Let $\hat{e_{\mu }}$ and $\hat{e^{\mu }}$ be the co- and contravariant basis vectors, respectively, for an arbitrary coordinate system Is it true that sometimes, $\hat{e_\mu } \cdot \hat{e^\nu } \neq \delta _{\mu} ^{\nu}$? I seem to have found a counterexample:
Try choosing covariant basis $\hat{e_0 }$=(1, 1) $\hat{e_1 }$=(1, 3).
Then $g_{\mu \nu} = \hat{e_\mu } \cdot \hat{e_\nu }=\pmatrix{2 & 4 \\ 4& 10}$
The contravariant basis is the solution to set of linear equations $g_{\mu \nu} \hat{e^\nu }=\hat{e_\mu }$. Wolfram gives
$\hat{e^0 }=$(-1/2, 3/2)
$\hat{e^1 }=$(-5/12, 13/2)
These do not satisfy the identity $\hat{e_\mu } \cdot \hat{e^\nu } = \delta _{\mu} ^{\nu}$.

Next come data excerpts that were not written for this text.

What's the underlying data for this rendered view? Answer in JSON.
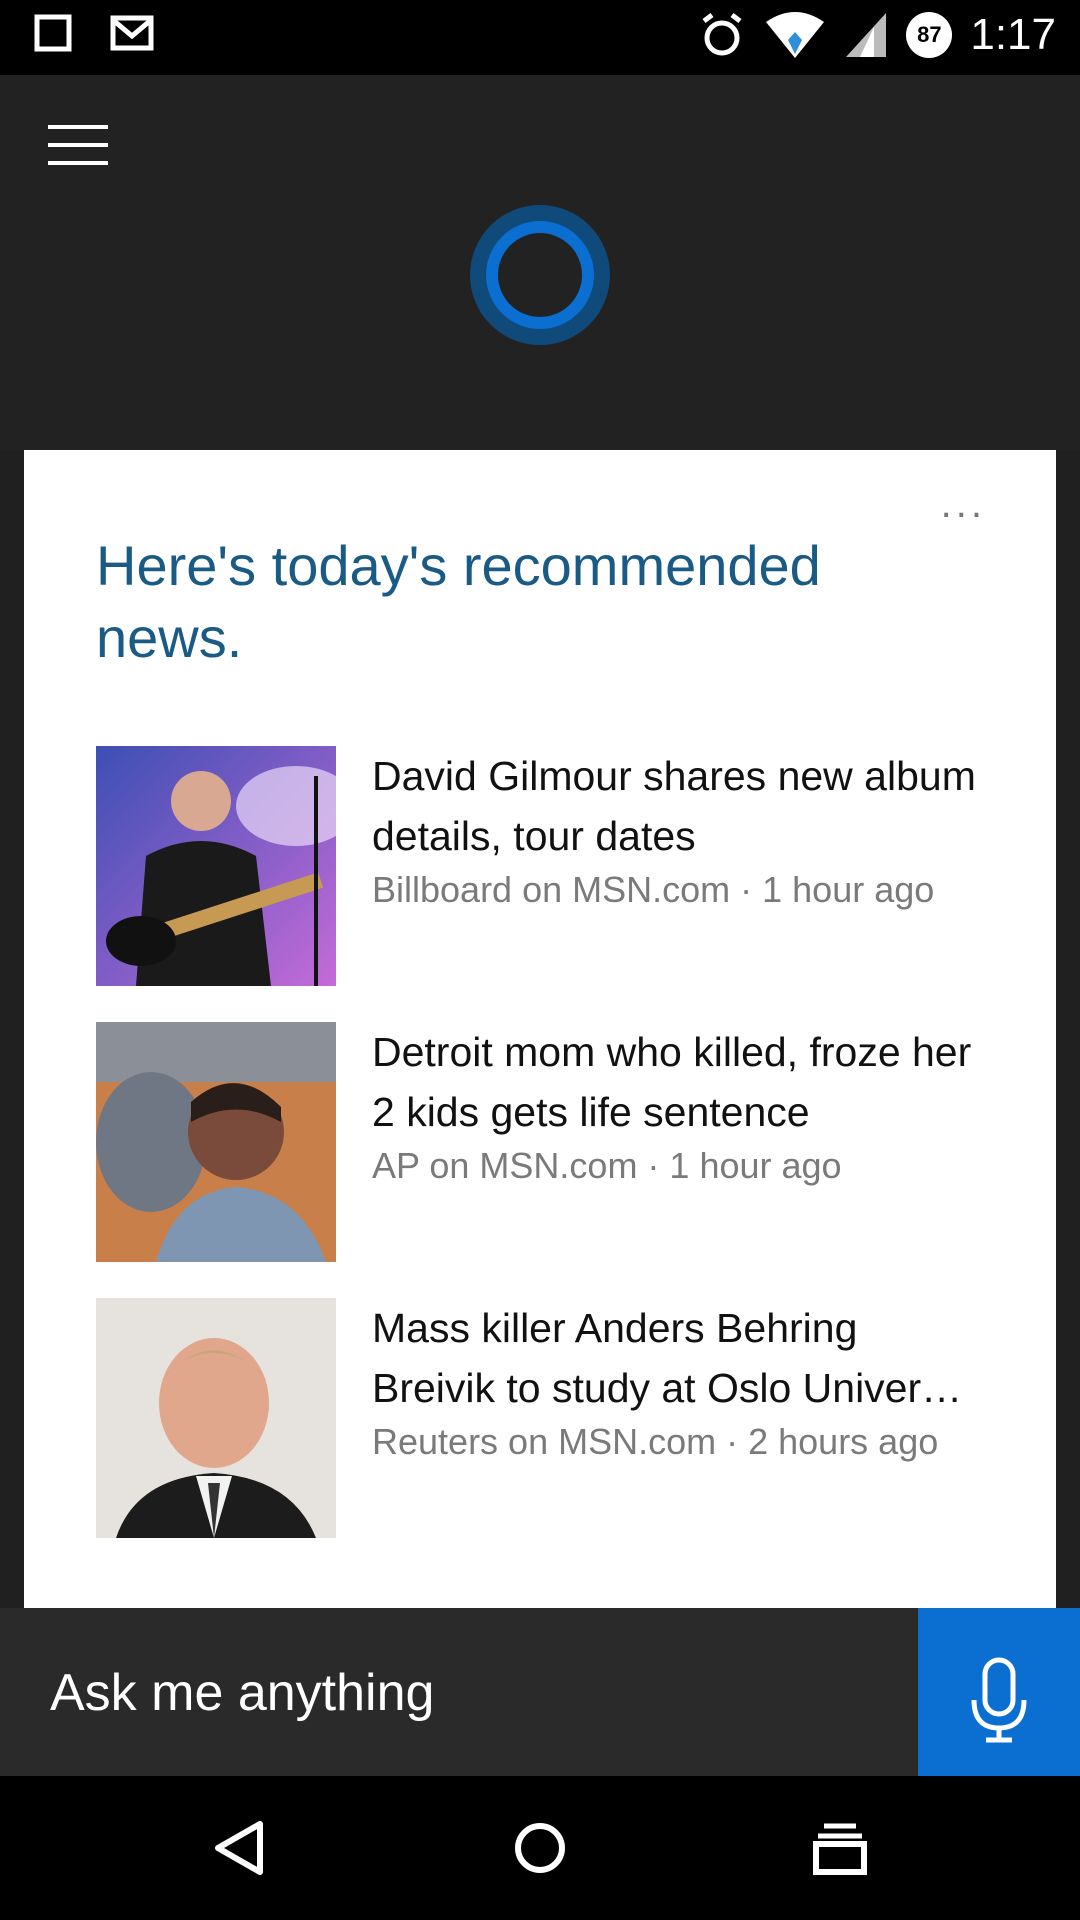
{
  "status_bar": {
    "time": "1:17",
    "battery_level": "87",
    "icons": [
      "square-notification-icon",
      "gmail-icon",
      "alarm-icon",
      "wifi-icon",
      "cell-signal-icon",
      "battery-icon"
    ]
  },
  "header": {
    "menu_icon": "hamburger-menu-icon",
    "logo_icon": "cortana-ring-icon",
    "accent_color": "#0a6fd1"
  },
  "card": {
    "more_label": "...",
    "title": "Here's today's recommended news.",
    "news": [
      {
        "headline": "David Gilmour shares new album details, tour dates",
        "source": "Billboard on MSN.com · 1 hour ago",
        "image": "guitarist-photo"
      },
      {
        "headline": "Detroit mom who killed, froze her 2 kids gets life sentence",
        "source": "AP on MSN.com · 1 hour ago",
        "image": "courtroom-woman-photo"
      },
      {
        "headline": "Mass killer Anders Behring Breivik to study at Oslo Univer…",
        "source": "Reuters on MSN.com · 2 hours ago",
        "image": "man-in-suit-photo"
      }
    ]
  },
  "ask_bar": {
    "placeholder": "Ask me anything",
    "mic_icon": "microphone-icon"
  },
  "nav_bar": {
    "icons": [
      "back-icon",
      "home-icon",
      "recents-icon"
    ]
  }
}
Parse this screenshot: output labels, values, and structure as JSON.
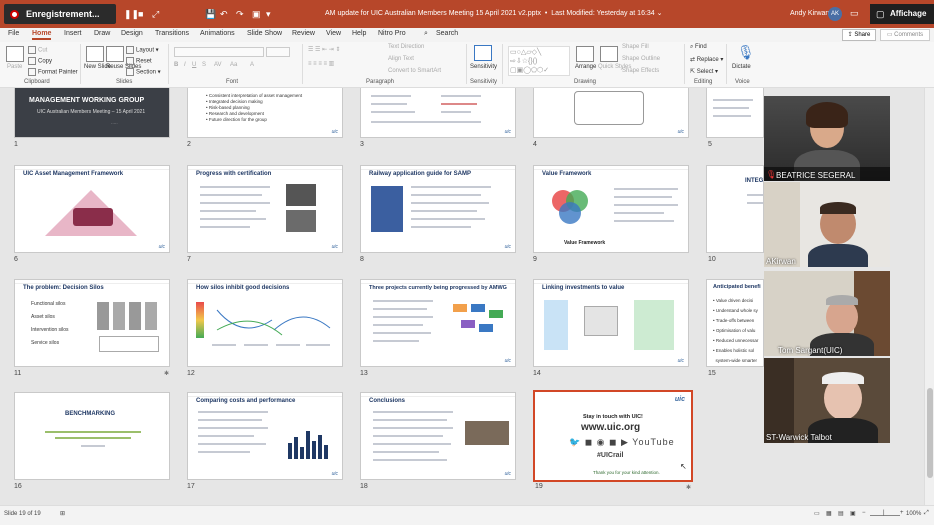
{
  "titlebar": {
    "recording_label": "Enregistrement...",
    "doc_title": "AM update for UIC Australian Members Meeting 15 April 2021 v2.pptx",
    "last_modified": "Last Modified: Yesterday at 16:34",
    "user_name": "Andy Kirwan",
    "user_initials": "AK",
    "affichage_label": "Affichage"
  },
  "tabs": [
    "File",
    "Home",
    "Insert",
    "Draw",
    "Design",
    "Transitions",
    "Animations",
    "Slide Show",
    "Review",
    "View",
    "Help",
    "Nitro Pro",
    "Search"
  ],
  "active_tab": "Home",
  "share_label": "Share",
  "comments_label": "Comments",
  "ribbon": {
    "clipboard": {
      "paste": "Paste",
      "cut": "Cut",
      "copy": "Copy",
      "format_painter": "Format Painter",
      "label": "Clipboard"
    },
    "slides": {
      "new_slide": "New Slide",
      "reuse_slides": "Reuse Slides",
      "layout": "Layout",
      "reset": "Reset",
      "section": "Section",
      "label": "Slides"
    },
    "font": {
      "label": "Font"
    },
    "paragraph": {
      "text_direction": "Text Direction",
      "align_text": "Align Text",
      "convert_smartart": "Convert to SmartArt",
      "label": "Paragraph"
    },
    "sensitivity": {
      "button": "Sensitivity",
      "label": "Sensitivity"
    },
    "drawing": {
      "arrange": "Arrange",
      "quick_styles": "Quick Styles",
      "shape_fill": "Shape Fill",
      "shape_outline": "Shape Outline",
      "shape_effects": "Shape Effects",
      "label": "Drawing"
    },
    "editing": {
      "find": "Find",
      "replace": "Replace",
      "select": "Select",
      "label": "Editing"
    },
    "voice": {
      "dictate": "Dictate",
      "label": "Voice"
    }
  },
  "slides": [
    {
      "num": "1",
      "title": "MANAGEMENT WORKING GROUP",
      "subtitle": "UIC Australian Members Meeting – 15 April 2021"
    },
    {
      "num": "2",
      "lines": [
        "Consistent interpretation of asset management",
        "Integrated decision making",
        "Risk-based planning",
        "Research and development",
        "Future direction for the group"
      ]
    },
    {
      "num": "3"
    },
    {
      "num": "4"
    },
    {
      "num": "5"
    },
    {
      "num": "6",
      "title": "UIC Asset Management Framework"
    },
    {
      "num": "7",
      "title": "Progress with certification"
    },
    {
      "num": "8",
      "title": "Railway application guide for SAMP"
    },
    {
      "num": "9",
      "title": "Value Framework",
      "caption": "Value Framework"
    },
    {
      "num": "10",
      "title": "INTEG"
    },
    {
      "num": "11",
      "title": "The problem: Decision Silos",
      "lines": [
        "Functional silos",
        "Asset silos",
        "Intervention silos",
        "Service silos"
      ]
    },
    {
      "num": "12",
      "title": "How silos inhibit good decisions"
    },
    {
      "num": "13",
      "title": "Three projects currently being progressed by AMWG"
    },
    {
      "num": "14",
      "title": "Linking investments to value"
    },
    {
      "num": "15",
      "title": "Anticipated benefi",
      "lines": [
        "Value driven decisi",
        "Understand whole sy",
        "Trade-offs between",
        "Optimisation of valu",
        "Reduced unnecessar",
        "Enables holistic sol",
        "system-wide smarter"
      ]
    },
    {
      "num": "16",
      "title": "BENCHMARKING"
    },
    {
      "num": "17",
      "title": "Comparing costs and performance"
    },
    {
      "num": "18",
      "title": "Conclusions"
    },
    {
      "num": "19",
      "title": "Stay in touch with UIC!",
      "url": "www.uic.org",
      "hashtag": "#UICrail",
      "thanks": "Thank you for your kind attention."
    }
  ],
  "participants": [
    {
      "name": "BEATRICE SEGERAL",
      "muted": true
    },
    {
      "name": "AKirwan",
      "muted": false
    },
    {
      "name": "Tom Sargant(UIC)",
      "muted": false
    },
    {
      "name": "ST-Warwick Talbot",
      "muted": false
    }
  ],
  "status": {
    "slide_info": "Slide 19 of 19",
    "zoom": "100%"
  },
  "colors": {
    "accent": "#b7472a",
    "selection": "#d24726",
    "uic_blue": "#3b6aa0"
  }
}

Your calculation of $e^0$ and $e^1$ is wrong. The easiest way to solve is to find the matrix of the inverse metric tensor:
$$(g^{ij}) = \pmatrix{2 & 4 \\ 4 & 10}^{-1} = \frac{1}{\det(g_{ij})}\pmatrix{10 & -4 \\ -4 & 2} = \pmatrix{\frac 52 & -1 \\ -1 & \frac 12}$$
Then
$$(e^0)^T = g^{0j}e_j = \frac 52\pmatrix{1 \\ 1} -1\pmatrix{1 \\ 3} = \pmatrix{\frac 32 \\ -\frac12} \\ (e^1)^T = g^{1j}e_j = -1\pmatrix{1 \\ 1} +\frac 12\pmatrix{1 \\ 3} = \pmatrix{-\frac 12 \\ \frac12}$$
Now with the correct dual vectors we can test the biorthonormality condition:
$$e^0\cdot e_0 = \pmatrix{\frac 32 & -\frac 12}\pmatrix{1 \\ 1} = 1 \\ e^0 \cdot e_1 = \pmatrix{\frac 32 & -\frac 12}\pmatrix{1 \\ 3} = 0 \\ e^1\cdot e_0 = \pmatrix{-\frac 12 & \frac 12}\pmatrix{1 \\ 1} = 0 \\ e^1 \cdot e_1 = \pmatrix{-\frac 12 & \frac 12}\pmatrix{1 \\ 3} = 1$$
So we get $e^i\cdot e_j = {\delta^i}_j$ as expected.